Multidimensional arrays with 0-based indices

question

#1

Hi,

I’m trying to create an array view (for data from C++) that uses 0-based indices. I got most of it working, except for the use of end as an index into a multidimensional error.
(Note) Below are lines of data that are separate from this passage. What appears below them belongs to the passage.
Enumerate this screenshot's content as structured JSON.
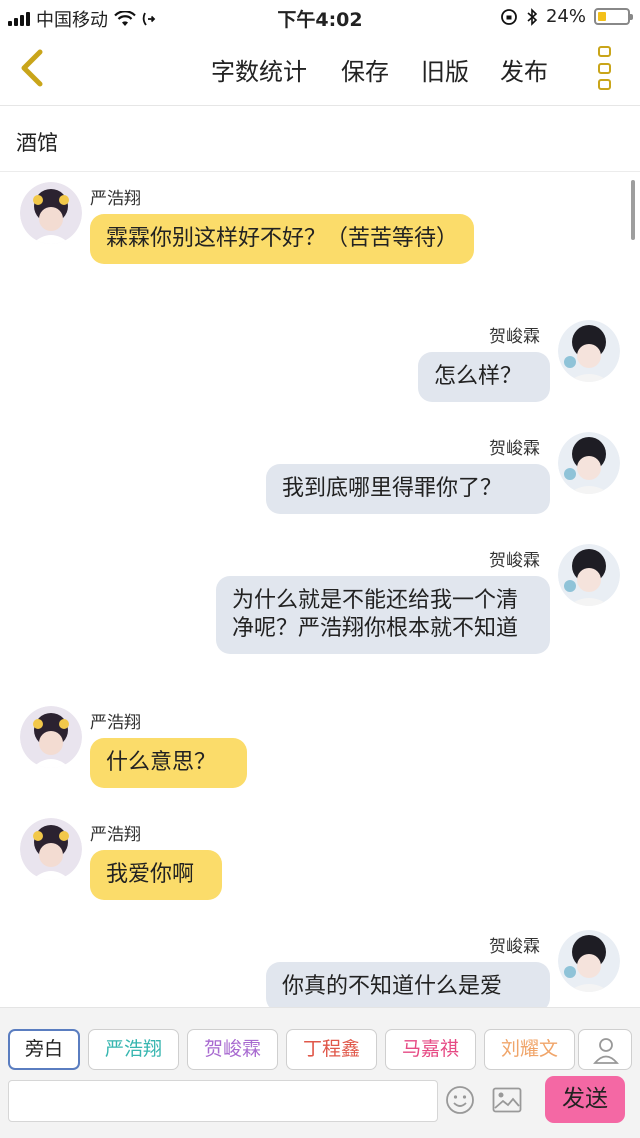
{
  "status_bar": {
    "carrier": "中国移动",
    "time": "下午4:02",
    "battery": "24%"
  },
  "toolbar": {
    "word_count": "字数统计",
    "save": "保存",
    "old_version": "旧版",
    "publish": "发布"
  },
  "chat": {
    "title": "酒馆"
  },
  "messages": [
    {
      "sender": "严浩翔",
      "side": "left",
      "text": "霖霖你别这样好不好？（苦苦等待）"
    },
    {
      "sender": "贺峻霖",
      "side": "right",
      "text": "怎么样？"
    },
    {
      "sender": "贺峻霖",
      "side": "right",
      "text": "我到底哪里得罪你了？"
    },
    {
      "sender": "贺峻霖",
      "side": "right",
      "text": "为什么就是不能还给我一个清净呢？严浩翔你根本就不知道"
    },
    {
      "sender": "严浩翔",
      "side": "left",
      "text": "什么意思？"
    },
    {
      "sender": "严浩翔",
      "side": "left",
      "text": "我爱你啊"
    },
    {
      "sender": "贺峻霖",
      "side": "right",
      "text": "你真的不知道什么是爱"
    }
  ],
  "roles": [
    {
      "label": "旁白",
      "color": "#222222"
    },
    {
      "label": "严浩翔",
      "color": "#37b6b0"
    },
    {
      "label": "贺峻霖",
      "color": "#a86ad0"
    },
    {
      "label": "丁程鑫",
      "color": "#e0584a"
    },
    {
      "label": "马嘉祺",
      "color": "#e64a84"
    },
    {
      "label": "刘耀文",
      "color": "#f0a56a"
    }
  ],
  "composer": {
    "placeholder": "",
    "send": "发送"
  },
  "colors": {
    "left_bubble": "#fbdc6a",
    "right_bubble": "#e1e6ee",
    "accent": "#c9a51a",
    "send_button": "#f468a4"
  }
}
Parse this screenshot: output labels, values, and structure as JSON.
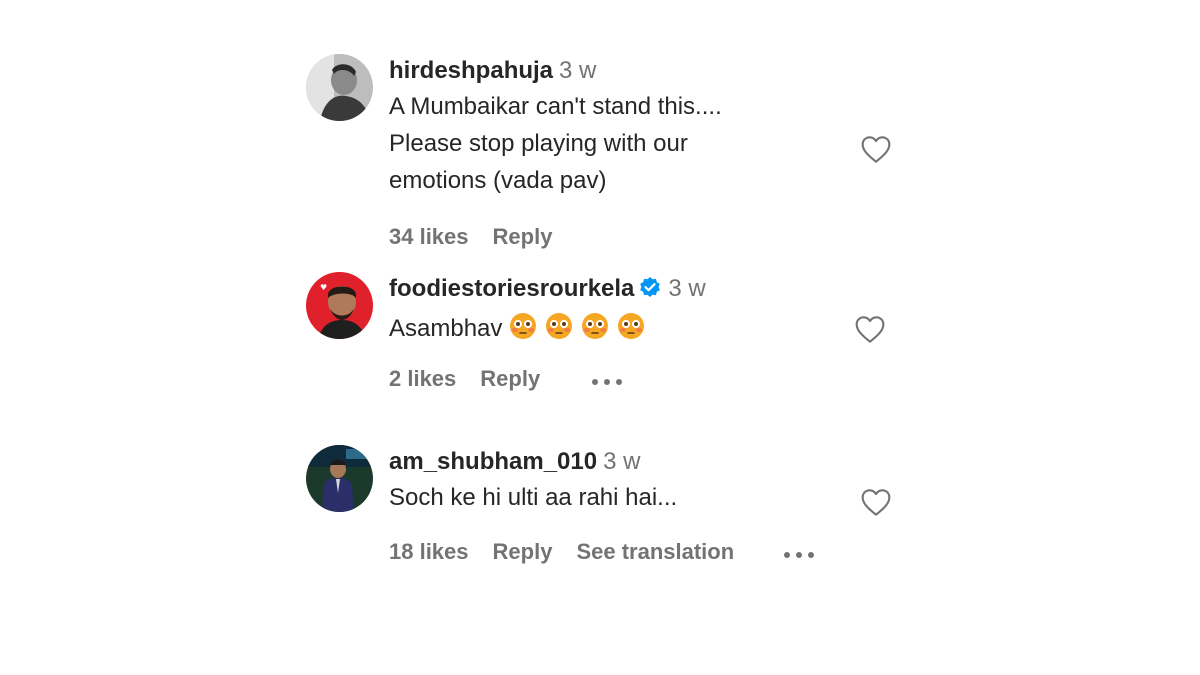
{
  "comments": [
    {
      "username": "hirdeshpahuja",
      "time": "3 w",
      "text_lines": [
        "A Mumbaikar can't stand this....",
        "Please stop playing with our",
        "emotions (vada pav)"
      ],
      "likes": "34 likes",
      "reply": "Reply",
      "verified": false,
      "icons": {
        "avatar": "profile-photo",
        "like": "heart-outline-icon"
      }
    },
    {
      "username": "foodiestoriesrourkela",
      "time": "3 w",
      "text": "Asambhav",
      "emojis": [
        "flushed-face",
        "flushed-face",
        "flushed-face",
        "flushed-face"
      ],
      "likes": "2 likes",
      "reply": "Reply",
      "verified": true,
      "icons": {
        "avatar": "profile-photo",
        "verified": "verified-badge-icon",
        "like": "heart-outline-icon",
        "more": "more-options-icon"
      }
    },
    {
      "username": "am_shubham_010",
      "time": "3 w",
      "text": "Soch ke hi ulti aa rahi hai...",
      "likes": "18 likes",
      "reply": "Reply",
      "see_translation": "See translation",
      "verified": false,
      "icons": {
        "avatar": "profile-photo",
        "like": "heart-outline-icon",
        "more": "more-options-icon"
      }
    }
  ],
  "colors": {
    "text": "#262626",
    "secondary": "#737373",
    "verified": "#0095f6",
    "emoji": "#f5a623"
  }
}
The following code mimics what I want to do in a standalone example, the final test fails:

using Compat
using Base.Test

using CustomUnitRanges: filename_for_zerorange
include(filename_for_zerorange)

immutable PtrView{ScalarT,N,LayoutT} <: AbstractArray{ScalarT,N}
  ptr::Ptr{ScalarT}
  size::NTuple{N,Int}
end

immutable LayoutLeft
end

PtrView{ScalarT,N,LayoutT}(A::Array{ScalarT,N},::Type{LayoutT}) = PtrView{ScalarT,N,LayoutT}(pointer(A), size(A))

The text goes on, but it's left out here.